Essentially a political essay.

I Have a Feeling We're Not In Emerald City Anymore by Henry G. Baker or The True Story of Ada, his conjecture on why Ada was conceived to be inherently dysfunctional. A joke? Even in this case is so realistic...


[..] By piecing together information from unclassified documents, we are now able--for the first time--to bring you the real story of the Ada Project, whose secrecy, scope and cost rival those of the Manhattan Project. [..]

[..] the US was facing a `Software Gap' with the Soviets. According to [Davis78], the Soviets had "one of the most potent mathematical communities in the world":

To an unusual extent, software productivity is a research and development activity, and thus it benefits from a relative Soviet strength. ... Thus software would appear to have some relative advantages over hardware, even within the scope of Soviet R&D. ...One of the reasons mathematics has done so well in the Soviet Union is that it is relatively insensitive to the constraints [of high quality materials]... Software may have a similar advantage as long as it can operate within local hardware limitations. [Davis78; emphasis supplied]

Although Soviet computer hardware was inferior, particularly in memory technology (typical Soviet computers had only a few hundred Kbytes of core and a few tens of Mbytes of disk), Soviet software ingenuity might make their hardware disadvantage moot:

The availability of ES hardware has resulted in something of a ... software explosion... [Davis78]
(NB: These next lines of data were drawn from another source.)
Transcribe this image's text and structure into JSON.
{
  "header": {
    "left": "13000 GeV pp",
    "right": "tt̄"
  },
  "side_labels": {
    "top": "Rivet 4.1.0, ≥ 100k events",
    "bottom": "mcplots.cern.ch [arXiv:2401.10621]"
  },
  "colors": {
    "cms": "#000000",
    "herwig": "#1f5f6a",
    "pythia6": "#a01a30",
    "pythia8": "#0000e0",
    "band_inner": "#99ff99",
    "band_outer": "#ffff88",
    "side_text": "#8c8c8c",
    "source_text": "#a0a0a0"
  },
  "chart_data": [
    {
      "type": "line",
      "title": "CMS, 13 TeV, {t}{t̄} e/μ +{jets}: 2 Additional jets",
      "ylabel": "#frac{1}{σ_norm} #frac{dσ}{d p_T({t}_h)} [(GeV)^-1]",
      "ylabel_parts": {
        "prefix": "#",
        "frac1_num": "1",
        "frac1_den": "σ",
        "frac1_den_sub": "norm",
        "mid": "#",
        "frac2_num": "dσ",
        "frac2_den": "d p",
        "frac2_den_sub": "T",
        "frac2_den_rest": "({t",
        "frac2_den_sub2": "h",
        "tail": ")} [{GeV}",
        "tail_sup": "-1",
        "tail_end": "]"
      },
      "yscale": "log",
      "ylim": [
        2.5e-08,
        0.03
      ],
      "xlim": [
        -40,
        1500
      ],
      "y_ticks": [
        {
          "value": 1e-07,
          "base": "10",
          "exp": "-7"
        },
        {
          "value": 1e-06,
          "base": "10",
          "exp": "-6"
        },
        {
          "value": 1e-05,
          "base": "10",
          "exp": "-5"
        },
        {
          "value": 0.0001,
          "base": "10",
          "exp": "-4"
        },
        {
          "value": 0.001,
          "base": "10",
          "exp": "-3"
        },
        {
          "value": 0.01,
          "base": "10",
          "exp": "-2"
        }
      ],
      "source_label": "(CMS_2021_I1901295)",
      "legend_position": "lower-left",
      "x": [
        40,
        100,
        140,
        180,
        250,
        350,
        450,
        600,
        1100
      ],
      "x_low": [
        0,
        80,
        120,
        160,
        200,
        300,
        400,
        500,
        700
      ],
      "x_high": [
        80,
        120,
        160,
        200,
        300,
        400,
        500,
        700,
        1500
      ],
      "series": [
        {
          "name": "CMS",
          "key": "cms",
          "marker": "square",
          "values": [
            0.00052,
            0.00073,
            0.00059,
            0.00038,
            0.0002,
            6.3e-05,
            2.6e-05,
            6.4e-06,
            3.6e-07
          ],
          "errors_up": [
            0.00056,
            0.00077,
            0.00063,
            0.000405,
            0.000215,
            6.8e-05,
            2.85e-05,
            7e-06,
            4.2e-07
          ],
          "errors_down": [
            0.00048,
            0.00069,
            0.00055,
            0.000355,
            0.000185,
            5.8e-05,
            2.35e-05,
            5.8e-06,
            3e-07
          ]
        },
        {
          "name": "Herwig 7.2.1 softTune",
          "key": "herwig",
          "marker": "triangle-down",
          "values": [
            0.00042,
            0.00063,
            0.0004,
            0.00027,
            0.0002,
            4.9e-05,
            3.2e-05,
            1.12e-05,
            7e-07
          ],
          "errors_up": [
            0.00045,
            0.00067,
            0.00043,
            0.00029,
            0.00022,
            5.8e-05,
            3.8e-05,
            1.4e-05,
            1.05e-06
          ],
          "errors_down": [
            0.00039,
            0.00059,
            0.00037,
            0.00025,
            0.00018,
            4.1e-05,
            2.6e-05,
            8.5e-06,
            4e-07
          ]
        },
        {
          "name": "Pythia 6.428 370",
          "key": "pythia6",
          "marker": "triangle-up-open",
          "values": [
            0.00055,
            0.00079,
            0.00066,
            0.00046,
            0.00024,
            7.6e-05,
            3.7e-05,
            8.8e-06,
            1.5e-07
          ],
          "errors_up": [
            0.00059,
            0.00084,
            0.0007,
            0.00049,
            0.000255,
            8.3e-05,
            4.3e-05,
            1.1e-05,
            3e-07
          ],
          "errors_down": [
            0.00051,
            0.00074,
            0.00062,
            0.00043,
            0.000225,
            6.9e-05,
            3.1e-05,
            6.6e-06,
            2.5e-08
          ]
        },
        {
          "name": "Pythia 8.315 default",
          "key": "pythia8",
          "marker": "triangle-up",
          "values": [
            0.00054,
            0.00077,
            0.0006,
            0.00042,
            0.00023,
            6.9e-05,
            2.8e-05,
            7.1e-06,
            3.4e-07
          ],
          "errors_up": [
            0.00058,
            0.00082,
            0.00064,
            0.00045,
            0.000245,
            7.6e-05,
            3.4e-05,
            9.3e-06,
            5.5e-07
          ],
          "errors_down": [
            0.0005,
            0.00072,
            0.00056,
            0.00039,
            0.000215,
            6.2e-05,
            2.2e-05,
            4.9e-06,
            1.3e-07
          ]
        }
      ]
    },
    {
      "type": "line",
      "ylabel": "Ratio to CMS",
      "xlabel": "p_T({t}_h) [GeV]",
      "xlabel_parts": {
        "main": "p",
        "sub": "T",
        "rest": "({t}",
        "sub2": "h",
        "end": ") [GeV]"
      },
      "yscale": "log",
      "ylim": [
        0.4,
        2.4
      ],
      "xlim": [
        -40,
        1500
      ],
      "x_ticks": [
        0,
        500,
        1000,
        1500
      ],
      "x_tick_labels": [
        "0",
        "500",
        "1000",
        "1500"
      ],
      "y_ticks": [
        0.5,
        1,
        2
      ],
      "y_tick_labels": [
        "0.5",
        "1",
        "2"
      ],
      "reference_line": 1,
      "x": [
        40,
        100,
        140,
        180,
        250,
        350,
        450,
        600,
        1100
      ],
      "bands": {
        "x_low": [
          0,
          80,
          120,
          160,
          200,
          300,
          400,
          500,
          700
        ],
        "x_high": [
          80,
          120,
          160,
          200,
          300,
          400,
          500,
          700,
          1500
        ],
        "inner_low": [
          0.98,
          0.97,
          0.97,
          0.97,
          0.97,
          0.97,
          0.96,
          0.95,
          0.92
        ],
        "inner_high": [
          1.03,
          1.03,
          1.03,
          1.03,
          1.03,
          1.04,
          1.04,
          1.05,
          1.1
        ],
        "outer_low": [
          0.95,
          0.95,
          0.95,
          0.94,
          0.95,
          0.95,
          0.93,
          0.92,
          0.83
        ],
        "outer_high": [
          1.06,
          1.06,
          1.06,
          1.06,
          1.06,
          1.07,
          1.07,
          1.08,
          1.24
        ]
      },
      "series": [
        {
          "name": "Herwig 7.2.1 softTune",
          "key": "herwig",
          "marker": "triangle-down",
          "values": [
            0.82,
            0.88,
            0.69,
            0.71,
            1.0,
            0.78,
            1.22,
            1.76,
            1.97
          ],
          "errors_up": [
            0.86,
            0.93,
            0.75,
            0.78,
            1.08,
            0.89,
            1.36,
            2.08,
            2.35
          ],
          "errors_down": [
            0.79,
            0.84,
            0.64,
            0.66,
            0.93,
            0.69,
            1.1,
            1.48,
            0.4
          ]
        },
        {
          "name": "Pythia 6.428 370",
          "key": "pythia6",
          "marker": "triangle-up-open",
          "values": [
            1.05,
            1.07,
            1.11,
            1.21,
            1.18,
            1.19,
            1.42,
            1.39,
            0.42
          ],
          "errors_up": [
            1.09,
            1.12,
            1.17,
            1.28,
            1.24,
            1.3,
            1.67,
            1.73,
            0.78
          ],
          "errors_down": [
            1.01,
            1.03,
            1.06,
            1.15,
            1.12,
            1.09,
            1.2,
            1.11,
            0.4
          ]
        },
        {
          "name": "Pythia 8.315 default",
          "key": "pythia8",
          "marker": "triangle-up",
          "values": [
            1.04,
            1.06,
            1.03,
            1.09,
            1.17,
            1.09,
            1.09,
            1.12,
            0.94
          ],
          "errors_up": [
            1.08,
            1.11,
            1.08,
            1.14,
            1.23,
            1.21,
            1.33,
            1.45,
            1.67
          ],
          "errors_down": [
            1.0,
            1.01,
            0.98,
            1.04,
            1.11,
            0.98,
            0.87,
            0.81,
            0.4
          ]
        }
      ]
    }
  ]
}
Even more troubling were reports of incredible software productivity from US projects using languages like Lisp, APL, Prolog, Smalltalk and Forth. Entire robotic planning systems with natural language and graphics interfaces were programmed by just one or two people in Lisp. Reams of PL/I code were replaced by a single line of APL. Prolog obsoleted a generation of Cobol programmers. Smalltalk and Logo were taught to children, and raised the spectre of a 12-year-old outproducing a dozen beltway bandits. Perhaps most troubling of all was Forth, with its ability to very quickly program substantial real-time systems that took insignificant amounts of memory.

This software "productivity explosion" threatened the very axiom of American military might--that more is better, and a whole lot more is a whole lot better. Software productivity was expanding faster than software demand, and the trends predicted that by 1997 entire avionics systems would be programmed by a single hacker in sandals, love beads and a pony tail. It looked like a handful of Soviet super-programmers using these powerful new languages might wipe out any advantage from American hardware prowess.

The American military could not afford to ignore this Soviet software threat. Although the massive post-Sputnik spending to upgrade American education had produced some early success, SAT scores soon peaked and began a sickening decline. Joe Geek might not be able to compete mano-a-mano with Ivan Geek.


Even knowledge of the Ada Project's name required the highest clearances and a need-to-know. The code name itself was an inside joke: Ada Augusta, Countess of Lovelace, was a famous armchair programmer/system architect who never in her entire life had gotten a single program to compile, link, or run. {An analogous joke would be giving an Air Force plane the name "Kiwi," after a flightless bird.} Ada's code name was finally declassified--extensive research had shown that no one ever got the inside joke. {`Project Ada' was not the first name suggested; `Project Potemkin' was rejected when it was realized that Soviets might recognize this old Russian ruse.}


We now know that the Ada Project was very successful. Ivan accepted the Ada wizards' humbuggering at face value. At the time of the Fall of Communism, a number of Soviet Ada projects were under way, and afterwards, at least one Soviet Ada compiler was offered for commercial sale over the Internet.

Now that the Wicked Witch of the East is dead, the wizards have finally allowed Ada to evolve into Ada9X, which fixed some of Ada's more egregious dysfunctions. However, even today the brilliance of Ada's original conception still shines brightly through.

That the Ada Project was able to keep its secret for 20 years is a tribute to the dedication and resourcefulness of the wizards of Ada. It wasn't easy being Green--those associated with the Ada Project withstood great criticism and still managed to keep a straight face. The Ada Project cost billions and billions in direct and indirect costs, but who can argue with the result? All of us owe a great debt of gratitude to those in the Ada Project who helped keep America free. We agree with Churchill: "Never in the field of human conflict was so much owed by so many to so few."